Effect of SP+ versus SP– on HIV receptor expression by CD4⁺ T cells.

(a) The gating strategy is shown on representative flow cytometry plots: PBMCs exposed 3 h to HIV-1 SF162 and 0 or 1% SP– or SP+ were gated to exclude debris (PBMCs gate) and analyzed for the percentage of live PBMCs using Live/Dead dye, and percentage of live CD4⁺ cells by double labeling with Live/Dead and CD4⁺ antibody. PBMCs were further analyzed for their surface expression of CD3, CD4, CXCR4 and CCR5. The analysis of CD4⁺ expression was done on the CD3⁺ PBMC population (T lymphocytes gate). The analysis of CXCR4 and CCR5 expression was done on the CD3⁺/CD4⁺ population (CD4⁺ T lymphocytes gate). Representative results are shown. (b) The measure of cell-surface CD4⁺ mean fluorescence intensity (MFI) and percentage of CD4⁺ T cells at different time points following exposure to either SP+ or SP–, together with HIV-1 R5 SF162, showed a decrease of CD4⁺ expression as compared with control (cells exposed to virus only). (c) CXCR4 MFI with SP+ or SP– was similar to that in the absence of SP at 6 h. In contrast, CXCR4 MFI was increased 24 h post SP– or SP+ exposure. The percentage of CXCR4 positive cells was unchanged for all conditions and time points. (d) The CCR5 MFI and the percentage of CD4⁺ T cells expressing CCR5 was significantly decreased 6 h postexposure to SP+ and SP–, as compared with control (cells exposed to virus only).
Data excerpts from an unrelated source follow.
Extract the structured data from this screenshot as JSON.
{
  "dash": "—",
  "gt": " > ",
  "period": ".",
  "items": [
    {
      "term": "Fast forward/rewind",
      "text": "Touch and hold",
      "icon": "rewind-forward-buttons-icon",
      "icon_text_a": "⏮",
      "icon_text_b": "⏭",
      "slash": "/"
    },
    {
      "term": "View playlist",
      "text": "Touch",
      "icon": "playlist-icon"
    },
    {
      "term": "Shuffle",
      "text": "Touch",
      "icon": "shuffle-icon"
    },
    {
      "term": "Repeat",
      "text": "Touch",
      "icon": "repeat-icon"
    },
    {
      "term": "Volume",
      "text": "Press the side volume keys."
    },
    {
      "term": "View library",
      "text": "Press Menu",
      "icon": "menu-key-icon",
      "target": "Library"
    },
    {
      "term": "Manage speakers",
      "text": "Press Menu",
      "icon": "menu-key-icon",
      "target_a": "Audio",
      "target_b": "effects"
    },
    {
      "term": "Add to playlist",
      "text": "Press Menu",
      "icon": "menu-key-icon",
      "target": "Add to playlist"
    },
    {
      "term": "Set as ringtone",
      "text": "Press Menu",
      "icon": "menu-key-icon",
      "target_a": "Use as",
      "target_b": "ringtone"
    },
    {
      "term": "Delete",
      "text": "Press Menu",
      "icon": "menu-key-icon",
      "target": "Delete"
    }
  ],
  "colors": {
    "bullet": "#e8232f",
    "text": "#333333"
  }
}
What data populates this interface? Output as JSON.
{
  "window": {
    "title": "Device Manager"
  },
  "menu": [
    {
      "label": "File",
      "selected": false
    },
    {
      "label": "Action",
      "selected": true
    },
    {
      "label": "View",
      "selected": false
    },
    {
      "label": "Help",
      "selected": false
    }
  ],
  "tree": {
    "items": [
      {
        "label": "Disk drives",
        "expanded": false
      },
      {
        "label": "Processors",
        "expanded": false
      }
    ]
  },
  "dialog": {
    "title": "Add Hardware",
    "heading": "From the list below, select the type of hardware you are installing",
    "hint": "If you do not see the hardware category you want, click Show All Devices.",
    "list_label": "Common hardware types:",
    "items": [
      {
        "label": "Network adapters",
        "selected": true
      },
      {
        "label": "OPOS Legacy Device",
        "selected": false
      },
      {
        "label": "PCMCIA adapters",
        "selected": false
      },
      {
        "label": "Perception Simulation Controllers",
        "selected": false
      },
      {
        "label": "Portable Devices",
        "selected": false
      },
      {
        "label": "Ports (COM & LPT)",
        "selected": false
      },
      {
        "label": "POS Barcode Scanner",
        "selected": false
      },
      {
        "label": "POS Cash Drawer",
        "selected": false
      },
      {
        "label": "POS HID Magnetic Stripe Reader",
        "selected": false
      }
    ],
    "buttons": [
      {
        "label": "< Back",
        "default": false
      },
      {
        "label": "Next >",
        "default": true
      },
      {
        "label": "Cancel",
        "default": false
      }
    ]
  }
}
The extent of this decrease was significantly more pronounced with SP+ than with SP. In contrast, an increase in CCR5 MFI and percentage of CCR5+ cells was similarly observed at 24 h for both SP+ and SP– as compared with control. Control represents PBMCs cells exposed to virus (HIV-1 R5, 2 ng/ml p24) for 3 h in absence of SP. SP was used at a final dilution of 1%. (e) The magnitude of infection-enhancing activity in PBMCs following exposure to SP is correlated with the percentage of CD4⁺ T cells expressing CCR5 at 6 h. (f) The proportion of CD4⁺ T cells expressing CCR5 at 6 h is inversely correlated with the cumulative concentrations in SP of the CCR5 ligands RANTES, MIP1α and MIP1β. Shown is the mean of 5–10 wells/condition, each corresponding to different donors for SP– and SP+ ± SEM. ^∗P < 0.05; ^∗∗P < 0.01; ^∗∗∗P < 0.001 compared with virus only. Statistical analysis with nonparametric test: Wilcoxon–Mann–Whitney test and Spearman test.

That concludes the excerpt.